The effect of minimum wage laws are mostly borne by young or inexperienced or marginal applicants, however. If there was a minimum wage law for doctors or pilots which doubled their typical salaries then many of them would quickly be unemployed. There is not. The effect of a much bigger change in the job market cuts through every class and most industries, however: the rise of credentialism.
Our economy can be roughly divided into two large blocs: private producers and public producers. Private producers must attract business from the market and so their decisions about who to hire and how to operate fundamentally depend on their effectiveness at providing goods and services. If they become less appealing, less affordable, less effective they immediately feel the effects and if these changes persist long enough they go out of business, to be replaced by better and cheaper competitors.
Public producers derive their income from the government and so there is little pressure to satisfy their customers. Certainly there is some minimum of quality beyond which there will be a negative reaction but this floor is much lower and more inelastic and so operations and hiring and pricing decisions can be more misguided or inefficient, and for longer. In short, more money can be wasted. $7.5 billion can be allocated, which only hundreds of thousands worth of product to show for it. Services can be unwieldly or unsafe or unpopular… for years. Employees can waste years worth of work hours and still easily make salaries and generous pensions. The kind of policy distortions I already described can make it nearly impossible to fire them.

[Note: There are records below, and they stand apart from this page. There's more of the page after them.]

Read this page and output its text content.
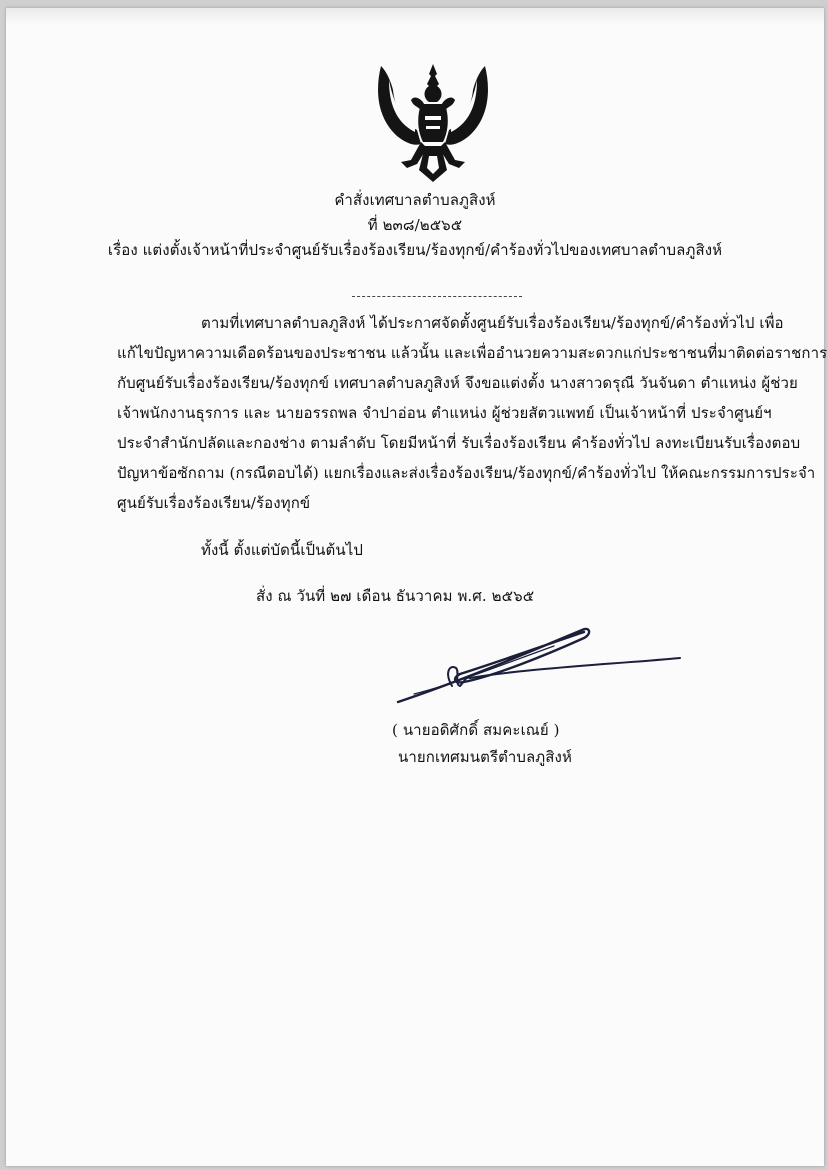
คำสั่งเทศบาลตำบลภูสิงห์
ที่ ๒๓๘/๒๕๖๕
เรื่อง แต่งตั้งเจ้าหน้าที่ประจำศูนย์รับเรื่องร้องเรียน/ร้องทุกข์/คำร้องทั่วไปของเทศบาลตำบลภูสิงห์
ตามที่เทศบาลตำบลภูสิงห์ ได้ประกาศจัดตั้งศูนย์รับเรื่องร้องเรียน/ร้องทุกข์/คำร้องทั่วไป เพื่อ
แก้ไขปัญหาความเดือดร้อนของประชาชน แล้วนั้น และเพื่ออำนวยความสะดวกแก่ประชาชนที่มาติดต่อราชการ
กับศูนย์รับเรื่องร้องเรียน/ร้องทุกข์ เทศบาลตำบลภูสิงห์ จึงขอแต่งตั้ง นางสาวดรุณี วันจันดา ตำแหน่ง ผู้ช่วย
เจ้าพนักงานธุรการ และ นายอรรถพล จำปาอ่อน ตำแหน่ง ผู้ช่วยสัตวแพทย์ เป็นเจ้าหน้าที่ ประจำศูนย์ฯ
ประจำสำนักปลัดและกองช่าง ตามลำดับ โดยมีหน้าที่ รับเรื่องร้องเรียน คำร้องทั่วไป ลงทะเบียนรับเรื่องตอบ
ปัญหาข้อซักถาม (กรณีตอบได้) แยกเรื่องและส่งเรื่องร้องเรียน/ร้องทุกข์/คำร้องทั่วไป ให้คณะกรรมการประจำ
ศูนย์รับเรื่องร้องเรียน/ร้องทุกข์
ทั้งนี้ ตั้งแต่บัดนี้เป็นต้นไป
สั่ง ณ วันที่ ๒๗ เดือน ธันวาคม พ.ศ. ๒๕๖๕
( นายอดิศักดิ์ สมคะเณย์ )
นายกเทศมนตรีตำบลภูสิงห์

There is a huge share of our economy which is public. Many contractors rely on public funds but still operate like private businesses, trying to observe the processes and imperatives which would maximize profitability. Many public employees perform dangerous and important jobs (soldiers, police, ambulance drivers). But there is now a huge and growing chunk of jobs and wealth which feeds off of public money. The organizations which generate these jobs produce almost nothing, or they provide some wildly overpriced public service. Universities fall into this category. Many of them are private but they are essentially subsidized through government aid and student loans, and that aid and those loans raise the demand for their degrees, massively inflating the price. Non-profits (now representing ~6% of the U.S. economy) fall into this category. They (often) oversee programs or perform studies or create initiatives which are of no real value to anyone… but once their parasitic relationship with the government begins they are driven to continue it, obeying their own warped incentives. Causes are promoted, problems are exaggerated, threats are wildly overblown. Many non-profits also rely on private donors (and the same incentives to exaggerate problems exist in this case) but a vast share of their operating money comes from the government. Government agencies also fall neatly into this category. Many of these agencies provide value but all of them waste money. This wastage must equal trillions of dollars every year in the United States alone.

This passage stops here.